GeoMetaMaker is a Python library for creating human and machine-readable metadata for geospatial, tabular, and other data formats.
Supported datatypes include:
- everything supported by GDAL
- tabular formats supported by
frictionless - compressed formats supported by
frictionless
mamba install -c conda-forge geometamaker
This library comes with a command-line interface (CLI) called geometamaker.
Many of the examples below show how to use the Python interface, and then
how to do the same thing, if possible, using the CLI.
import geometamaker
data_path = 'data/watershed_gura.shp'
resource = geometamaker.describe(data_path)

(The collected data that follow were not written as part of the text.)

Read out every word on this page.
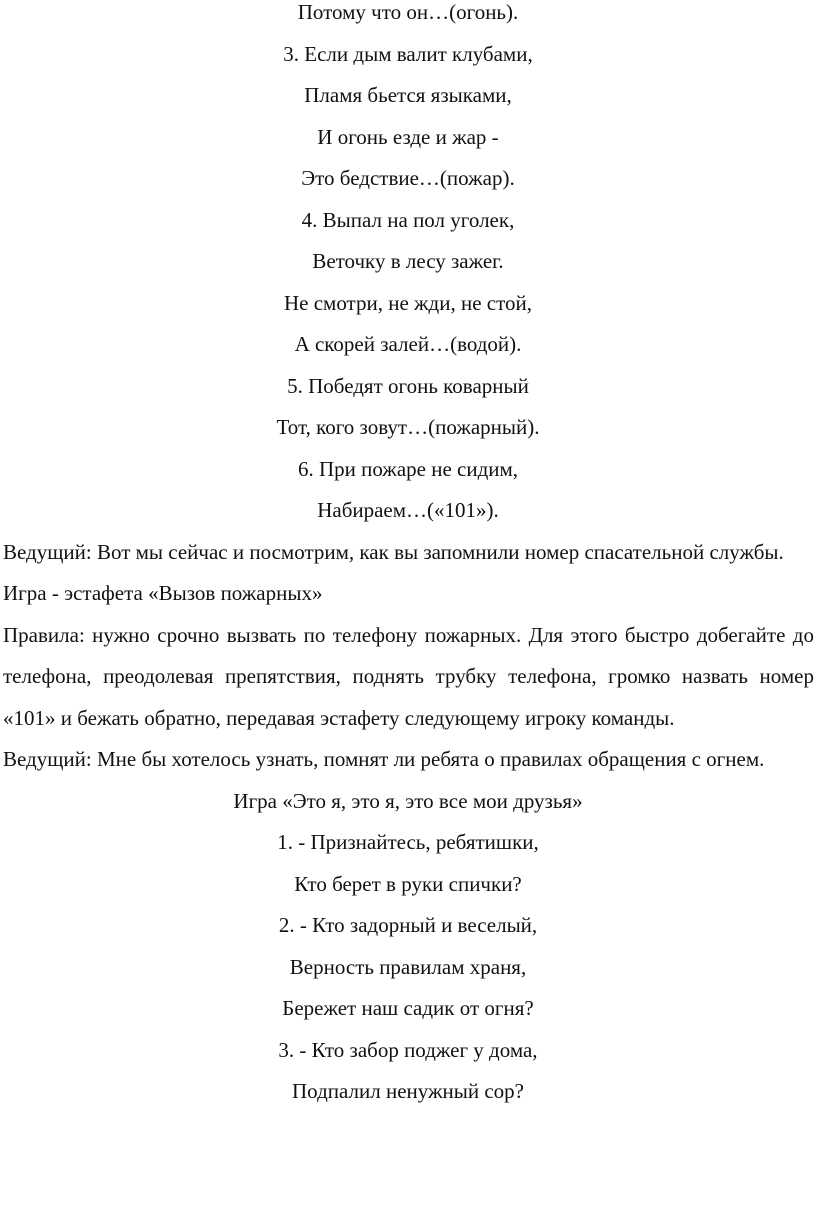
Потому что он…(огонь).

3. Если дым валит клубами,

Пламя бьется языками,

И огонь езде и жар -

Это бедствие…(пожар).

4. Выпал на пол уголек,

Веточку в лесу зажег.

Не смотри, не жди, не стой,

А скорей залей…(водой).

5. Победят огонь коварный

Тот, кого зовут…(пожарный).

6. При пожаре не сидим,

Набираем…(«101»).

Ведущий: Вот мы сейчас и посмотрим, как вы запомнили номер спасательной службы.

Игра - эстафета «Вызов пожарных»

Правила: нужно срочно вызвать по телефону пожарных. Для этого быстро добегайте до телефона, преодолевая препятствия, поднять трубку телефона, громко назвать номер «101» и бежать обратно, передавая эстафету следующему игроку команды.

Ведущий: Мне бы хотелось узнать, помнят ли ребята о правилах обращения с огнем.

Игра «Это я, это я, это все мои друзья»

1. - Признайтесь, ребятишки,

Кто берет в руки спички?

2. - Кто задорный и веселый,

Верность правилам храня,

Бережет наш садик от огня?

3. - Кто забор поджег у дома,

Подпалил ненужный сор?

resource.set_title('My Dataset')
resource.set_description('all about my dataset')
resource.set_keywords(['hydrology', 'watersheds'])
# For a vector:
resource.set_field_description(
'field_name', # the name of an actual field in the vector's table
description='something about the field',
units='mm')
# or for a raster:
data_path = 'data/dem.tif'
resource = geometamaker.describe(data_path)
resource.set_band_description(
1, # a raster band index, starting at 1
description='something about the band',
units='mm')
resource.write()For a complete list of methods and attributes: https://geometamaker.readthedocs.io/en/latest/index.html
geometamaker describe data/watershed_gura.shp
The CLI does not provide options for setting metadata properties such as
keywords, field or band descriptions, or other properties that require
user-input. If you create a metadata document with the CLI, you may wish
to add these values manually by editing the
watershed_gura.shp.yml file in a text editor.

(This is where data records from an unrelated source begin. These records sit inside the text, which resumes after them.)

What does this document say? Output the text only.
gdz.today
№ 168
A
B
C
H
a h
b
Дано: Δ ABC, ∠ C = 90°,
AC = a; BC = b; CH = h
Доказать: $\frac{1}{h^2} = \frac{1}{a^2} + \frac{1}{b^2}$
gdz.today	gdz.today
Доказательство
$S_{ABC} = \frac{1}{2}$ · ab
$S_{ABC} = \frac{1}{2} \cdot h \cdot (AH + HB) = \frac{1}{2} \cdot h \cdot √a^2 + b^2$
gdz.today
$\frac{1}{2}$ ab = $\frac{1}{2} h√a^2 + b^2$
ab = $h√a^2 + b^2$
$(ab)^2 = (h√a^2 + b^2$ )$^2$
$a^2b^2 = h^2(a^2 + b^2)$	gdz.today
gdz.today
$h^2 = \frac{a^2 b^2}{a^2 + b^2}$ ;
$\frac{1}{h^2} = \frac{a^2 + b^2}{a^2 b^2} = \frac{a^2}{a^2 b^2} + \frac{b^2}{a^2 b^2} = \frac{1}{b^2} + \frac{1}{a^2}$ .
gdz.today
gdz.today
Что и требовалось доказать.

Users can create a single metadata document to describe a directory of
files, with the option of excluding some files using a regular expression,
or limiting the number of subdirectory levels to traverse using the
depth or -d flag.
import geometamaker
collection_path = 'invest/data/invest-sample-data'
metadata = geometamaker.describe_collection(collection_path,
depth=2,
exclude_regex=r'.*\.json$',
describe_files=True)
metadata.write()geometamaker describe -d 2 --exclude .*\.json$ data/invest-sample-data
These examples will create invest-sample-data-metadata.yml as well as
create individual .yml documents for each dataset within the directory.
If you have manually edited a .yml metadata document,
it is a good idea to validate it for correct syntax, properties, and types.
import geometamaker
document_path = 'data/watershed_gura.shp.yml'
error = geometamaker.validate(document_path)
print(error)geometamaker validate data/watershed_gura.shp.yml
import geometamaker
directory_path = 'data/'
yaml_files, messages = geometamaker.validate_dir(data)
for filepath, msg in zip(yaml_files, messages):
print(f'{filepath}: {msg}')geometamaker validate data
Users can create a "profile" that will apply some common properties
to all datasets they describe. Profiles can include contact information
and/or license information.
A profile can be saved to a configuration file so that it will be re-used
everytime you use geometamaker.
import geometamaker
from geometamaker import models
contact = {
'individual_name': 'bob'
}
license = {
'title': 'CC-BY-4'
}
# Two different ways for setting profile attributes:
profile = models.Profile(contact=contact) # keyword arguments
profile.set_license(**license) # `set_*` methods
config = geometamaker.Config()
config.save(profile)
# The saved profile will automatically be applied during `describe`:
resource = geometamaker.describe('data/watershed_gura.shp')geometamaker config
This will prompt the user to enter their profile information.
Also see geometamaker config --help.